Leonid Sigal is a postdoctoral research associate at Disney Research Pittsburgh, in conjunction with Carnegie Mellon University; before that he was a postdoctoral fellow in the Department of Computer Science at University of Toronto. He completed his Ph.D. under the supervision of Michael J. Black at Brown University; he received his B.Sc. degrees in Computer Science and Mathematics from Boston University (1999), his M.A. from Boston University (1999), and his M.S. from Brown University (2003). From 1999 to 2001, he worked as a senior vision engineer at Cognex Corporation, where he developed industrial vision applications for pattern analysis and verification. In 2002, he spent a semester as a research intern at Siemens Corporate Research (SCR) working with Dorin Comaniciu on autonomous obstacle detection and avoidance for vehicle navigation. During the summers of 2005 and 2006, he worked as a research intern at Intel Applications Research Lab (ARL) on human pose estimation and tracking. His work received the Best Paper Award at the Articulate Motion and Deformable Objects Conference in 2006 (with Michael J. Black).

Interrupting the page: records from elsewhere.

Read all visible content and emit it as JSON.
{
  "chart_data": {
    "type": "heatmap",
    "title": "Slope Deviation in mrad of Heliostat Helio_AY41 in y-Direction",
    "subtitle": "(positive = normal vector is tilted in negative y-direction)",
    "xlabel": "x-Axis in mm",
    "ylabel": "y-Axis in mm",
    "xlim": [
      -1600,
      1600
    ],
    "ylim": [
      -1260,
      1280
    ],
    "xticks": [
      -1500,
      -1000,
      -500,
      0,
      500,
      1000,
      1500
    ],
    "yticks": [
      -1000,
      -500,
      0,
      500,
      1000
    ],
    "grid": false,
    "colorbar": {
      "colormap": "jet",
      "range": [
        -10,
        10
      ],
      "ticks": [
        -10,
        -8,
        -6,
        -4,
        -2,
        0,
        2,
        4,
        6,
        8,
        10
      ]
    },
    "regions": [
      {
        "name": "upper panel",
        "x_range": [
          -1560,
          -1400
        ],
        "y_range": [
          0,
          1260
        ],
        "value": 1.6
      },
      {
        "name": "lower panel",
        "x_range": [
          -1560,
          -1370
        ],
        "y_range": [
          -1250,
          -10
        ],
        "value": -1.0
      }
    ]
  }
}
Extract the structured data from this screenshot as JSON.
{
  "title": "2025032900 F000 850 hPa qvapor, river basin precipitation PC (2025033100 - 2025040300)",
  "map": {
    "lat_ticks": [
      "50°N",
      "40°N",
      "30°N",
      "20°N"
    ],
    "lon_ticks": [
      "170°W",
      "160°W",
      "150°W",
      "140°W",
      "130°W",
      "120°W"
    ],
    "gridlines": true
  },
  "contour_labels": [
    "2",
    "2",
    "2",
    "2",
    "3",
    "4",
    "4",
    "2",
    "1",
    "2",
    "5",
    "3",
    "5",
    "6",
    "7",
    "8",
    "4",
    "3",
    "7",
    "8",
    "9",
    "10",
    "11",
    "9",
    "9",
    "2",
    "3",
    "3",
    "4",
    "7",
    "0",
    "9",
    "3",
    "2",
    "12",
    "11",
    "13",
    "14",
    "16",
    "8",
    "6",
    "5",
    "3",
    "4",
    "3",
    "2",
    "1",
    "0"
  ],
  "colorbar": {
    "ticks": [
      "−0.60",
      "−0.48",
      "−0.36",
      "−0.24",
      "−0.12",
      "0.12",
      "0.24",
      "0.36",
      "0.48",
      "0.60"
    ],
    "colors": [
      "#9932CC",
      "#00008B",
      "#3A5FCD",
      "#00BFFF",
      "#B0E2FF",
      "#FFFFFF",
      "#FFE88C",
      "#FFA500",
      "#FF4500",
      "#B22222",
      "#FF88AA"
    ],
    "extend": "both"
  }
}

David J. Fleet is professor of computer science at the University of Toronto. He received the PhD in Computer Science from the University of Toronto in 1991. He held a faculty position at Queen's University in Kingston (1991-1998), and managed the Digital Video Analysis Group and the Perceptual Document Analysis Group at Xerox PARC (1999-2003). He then returned to the University of Toronto in 2004. His research interests include computer vision, machine learning, image processing, visual perception, and visual neuroscience. He has published research articles and one book on a wide variety of topics, including the estimation of optical flow and stereoscopic disparity, probabilistic methods in motion analysis, visual tracking, 3D human pose tracking, and appearance modeling in image sequences. In 1996 he was awarded an Alfred P. Sloan Research Fellowship. His paper awards include Honorable Mention for the Marr Prize at the ICCV 1999 (with M. Black), runner-up for best paper at CVPR 2001 (with A. Jepson and T. El-Maraghi), and best paper at ACM UIST '03 (with E. Saund, J. Mahoney and D. Larner). He was Associate Editor of IEEE Trans PAMI (2000-2004), Program Co-Chair for CVPR 2003, and Associate Editor-In-Chief for IEEE Trans PAMI (2005-2008). He is Fellow of the Canadian Institute of Advanced Research.